Soon, he was hosting a Christmas party and threw a knife at writer Jonathan Ames.
“In the kitchen, I opened another bottle of vodka and pulled a knife out of a butcher’s block. ‘Jonathan!’ I yelled at Jonathan Ames.”
“ ‘What?’ He looked up from the table where he was sitting. I threw the knife at him. Lovingly, because I loved Jonathan.”
“He screamed and held up his hand.

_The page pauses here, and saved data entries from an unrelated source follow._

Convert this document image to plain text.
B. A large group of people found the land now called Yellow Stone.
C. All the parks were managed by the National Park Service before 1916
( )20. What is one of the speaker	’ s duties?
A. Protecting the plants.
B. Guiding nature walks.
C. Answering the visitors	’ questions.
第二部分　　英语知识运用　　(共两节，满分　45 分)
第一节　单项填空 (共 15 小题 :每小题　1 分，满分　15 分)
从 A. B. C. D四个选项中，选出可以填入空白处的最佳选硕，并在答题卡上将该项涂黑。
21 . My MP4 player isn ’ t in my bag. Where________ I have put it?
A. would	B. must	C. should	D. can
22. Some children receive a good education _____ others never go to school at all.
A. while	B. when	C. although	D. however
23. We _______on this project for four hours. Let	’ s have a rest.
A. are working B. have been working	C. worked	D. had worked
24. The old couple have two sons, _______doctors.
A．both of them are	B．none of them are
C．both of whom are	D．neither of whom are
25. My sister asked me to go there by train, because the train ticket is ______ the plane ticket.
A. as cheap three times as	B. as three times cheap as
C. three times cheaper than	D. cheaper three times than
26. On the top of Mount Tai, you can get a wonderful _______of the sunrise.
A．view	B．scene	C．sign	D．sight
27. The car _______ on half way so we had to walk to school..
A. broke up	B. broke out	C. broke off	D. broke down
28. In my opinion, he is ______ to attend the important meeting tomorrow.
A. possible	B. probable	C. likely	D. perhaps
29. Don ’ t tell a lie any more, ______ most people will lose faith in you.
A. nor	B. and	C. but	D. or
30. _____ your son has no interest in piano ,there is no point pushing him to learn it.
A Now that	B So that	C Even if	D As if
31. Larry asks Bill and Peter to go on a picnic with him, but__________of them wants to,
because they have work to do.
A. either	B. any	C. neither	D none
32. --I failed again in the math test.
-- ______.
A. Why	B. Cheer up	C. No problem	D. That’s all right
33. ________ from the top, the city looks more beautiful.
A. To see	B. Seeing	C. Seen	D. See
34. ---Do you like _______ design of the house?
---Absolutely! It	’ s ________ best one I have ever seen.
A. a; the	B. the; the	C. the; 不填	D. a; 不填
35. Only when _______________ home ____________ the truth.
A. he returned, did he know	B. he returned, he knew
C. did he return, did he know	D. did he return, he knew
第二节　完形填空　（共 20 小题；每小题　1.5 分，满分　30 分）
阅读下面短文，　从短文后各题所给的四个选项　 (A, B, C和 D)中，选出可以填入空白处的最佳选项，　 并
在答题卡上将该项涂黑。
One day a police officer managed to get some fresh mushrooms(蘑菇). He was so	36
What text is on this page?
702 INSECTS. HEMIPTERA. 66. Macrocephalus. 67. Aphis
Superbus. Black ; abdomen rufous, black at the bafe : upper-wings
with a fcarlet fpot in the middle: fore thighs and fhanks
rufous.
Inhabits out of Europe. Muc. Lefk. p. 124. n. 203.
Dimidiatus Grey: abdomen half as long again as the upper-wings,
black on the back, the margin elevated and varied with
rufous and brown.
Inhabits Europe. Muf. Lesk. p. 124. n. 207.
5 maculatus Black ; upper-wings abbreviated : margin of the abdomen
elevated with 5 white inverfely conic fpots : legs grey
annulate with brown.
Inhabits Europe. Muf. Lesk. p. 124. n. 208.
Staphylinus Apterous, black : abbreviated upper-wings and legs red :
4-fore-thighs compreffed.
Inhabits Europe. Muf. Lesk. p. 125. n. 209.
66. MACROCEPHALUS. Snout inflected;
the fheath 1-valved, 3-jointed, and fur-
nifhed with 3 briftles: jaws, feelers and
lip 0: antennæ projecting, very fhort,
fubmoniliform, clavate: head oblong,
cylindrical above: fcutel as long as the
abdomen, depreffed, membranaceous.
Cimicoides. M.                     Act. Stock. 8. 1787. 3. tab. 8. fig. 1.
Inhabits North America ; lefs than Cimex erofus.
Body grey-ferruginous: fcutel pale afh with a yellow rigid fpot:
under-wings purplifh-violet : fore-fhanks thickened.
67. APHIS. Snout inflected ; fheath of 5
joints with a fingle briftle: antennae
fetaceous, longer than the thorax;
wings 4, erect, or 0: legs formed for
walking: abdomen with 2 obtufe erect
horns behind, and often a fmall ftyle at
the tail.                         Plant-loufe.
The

The point of the knife had bounced off Jonathan’s Princeton college ring. He looked at me with horror, the blood draining from his face.”
“ ‘No, Jonathan, it was nice!’ I yelled. ‘It was ’cause I love you!’ ”
By 2008, he was crawling onto stages and asking the audience for drugs.
He finally had a come-to-Jesus moment after embarrassing himself at a fundraiser for Sen. Kirsten Gillibrand.
“I’d been hung over thousands and thousands of times,” he writes. “But now when I was hungover I felt like I poisoned my DNA. Hangovers these days felt wrong, and not lower-case ‘wrong,’ like driving a few miles an hour over the speed limit, but upper-case ‘WRONG,’ like feeding gasoline to a newborn.”